Lucky few have gene recipe for youthful looks

The Sunday Times 7 June 2015

(The model Iman may carry genes allowing her to look far younger than her age of 59 Photograph: Celebrity Monitor, PacificCoastN/Celebrity Monitor, PacificCoastNews)

 

SCIENTISTS believe they have identified a group of genes that allow some people to look far younger than their true age.

A project involving almost 1m people led by scientists at Harvard University and 23andMe, a private genetic database, found that 10% of white and 20% of black Americans carry the “genetic recipe” for youthful skin.

The researchers believe its presence can result in people looking up to 10 years younger than they really are, potentially explaining the youthful appearance of celebrities such as the actress Halle Berry, 48, and the model Iman, 59, the wife of the musician David Bowie.

Some of the findings are being presented this week at the World Congress of Dermatology in Vancouver, Canada. More details will appear in a series of publications, including the International Journal of Dermatology, later this year.

The findings include details of specific versions of genes from among 2,100 that age and repair the skin, which have been identified by the teams from Harvard and 23andMe and are carried by people who age exceptionally well.

The genes, according to the researchers, fit into seven categories that govern functions such as DNA repair, the maintenance of the junctions between skin cells, and the performance of the skin’s barrier against damaging environmental factors.

 

Another category covers the production of elements in the skin called lamellar bodies that produce lipids, molecules containing fats, waxes and nutrients that help to keep the skin moist.

The researchers have been collaborating with scientists at Procter & Gamble (P&G), the cosmetics giant that has funded their work. Nine other academic institutions are also involved.

With sales of facial skincare products estimated by Mintel, the market research firm, to be worth more than £1bn a year in the UK, the potential rewards from identifying an effective way to maintain youthful skin are enormous. P&G already produces Olay, a skincare line worth an estimated £2bn a year globally.

Rosemarie Osborne, a senior research fellow in P&G’s beauty technology division in Cincinnati, Ohio, said: “We expect that anti-ageing skinare regimes will become increasingly tailored to individual gene profile, leading to personalised skincare, in the same vein as personalised medicine.

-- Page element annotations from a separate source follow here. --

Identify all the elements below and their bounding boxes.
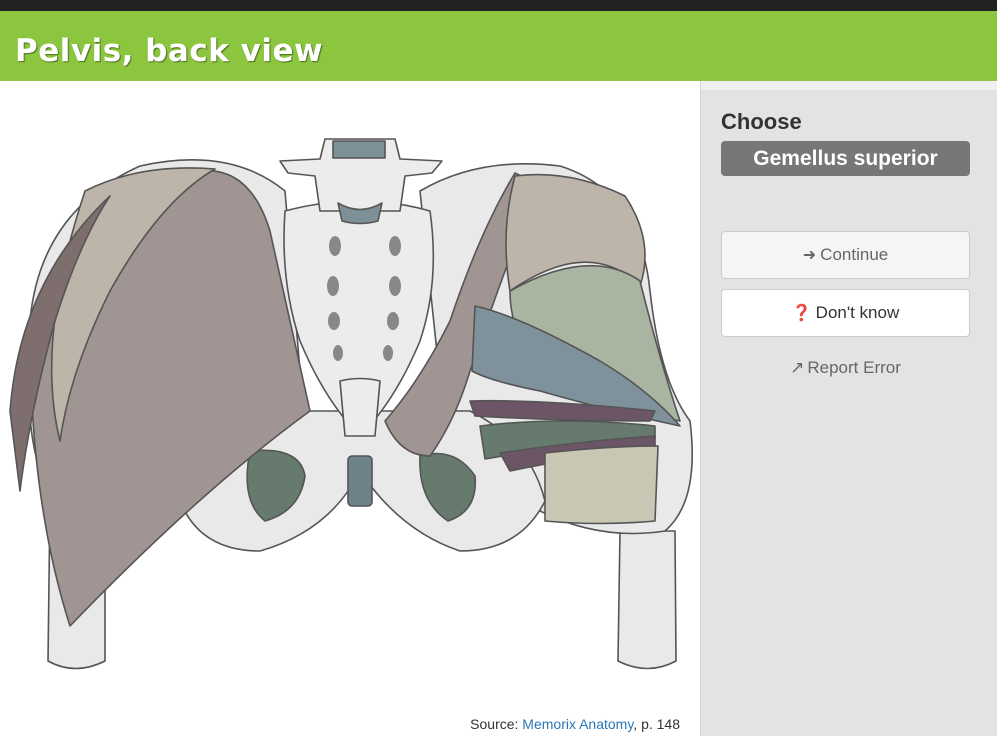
coccyx — [339, 377, 381, 437]
question-circle-icon: ❓ — [791, 305, 812, 322]
page-title: Pelvis, back view — [15, 33, 324, 69]
dont-know-button[interactable]: ❓ Don't know — [721, 289, 970, 337]
intervertebral-disc — [332, 140, 386, 159]
dont-know-label: Don't know — [815, 303, 900, 322]
target-term-badge: Gemellus superior — [721, 141, 970, 176]
source-prefix: Source: — [470, 716, 523, 732]
arrow-right-icon: ➜ — [802, 247, 817, 264]
pelvis-illustration — [9, 138, 693, 670]
header-bar: Pelvis, back view — [0, 11, 997, 81]
choose-label: Choose — [721, 109, 802, 134]
pubic-symphysis — [347, 455, 373, 507]
top-bar — [0, 0, 997, 11]
anatomy-illustration-area: Source: Memorix Anatomy, p. 148 — [0, 81, 700, 736]
report-error-link[interactable]: ↗ Report Error — [721, 358, 970, 378]
source-suffix: , p. 148 — [633, 716, 680, 732]
sidebar-top-strip — [701, 81, 997, 90]
report-error-label: Report Error — [807, 358, 901, 377]
external-link-icon: ↗ — [790, 358, 805, 377]
source-link[interactable]: Memorix Anatomy — [522, 716, 633, 732]
quiz-sidebar: Choose Gemellus superior ➜ Continue ❓ Don'… — [700, 81, 997, 736]
continue-label: Continue — [820, 245, 889, 264]
image-source-credit: Source: Memorix Anatomy, p. 148 — [470, 716, 680, 732]
continue-button[interactable]: ➜ Continue — [721, 231, 970, 279]
right-femur-shaft — [617, 530, 677, 670]
quadratus-femoris-muscle — [544, 445, 659, 525]
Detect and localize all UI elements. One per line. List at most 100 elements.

“Ultimately, anti-ageing treatments may include tablets. I can’t see them replacing creams, but it is possible.”

Alexa Kimball, professor of dermatology at Harvard Medical School and a member of one of the research teams, said: “Many of us felt that people with darker skin aged better because of more pigment and better photo [sunlight] protection, but we have found there is much more to it than that. They have other characteristics in their skin which confer good ageing, which until now we had no idea about.”

As well as spawning a multi-billion-pound cosmetics industry, the search for youthful looks has resulted in soaring use of Botox, which temporarily paralyses facial muscles, and dermal fillers.

The actress Felicity Kendal, 68, best known for her role in the BBC sitcom The Good Life, was among those who used Botox, but photographs taken last week show that, after she discontinued their use from 2010, wrinkles have appeared.

The notion that black skin ages better than white skin is not new. Chris Griffiths, professor of dermatology at Manchester University, has shown that the extracellular matrix, a spongy material between skin cells, retains a better structure among black people.

However, Emily Conley, a spokeswoman for 23andMe, warned black people against assuming their skin would age slowly. “We have found that many people who identify themselves as ethnically black often have mostly European DNA,” she said.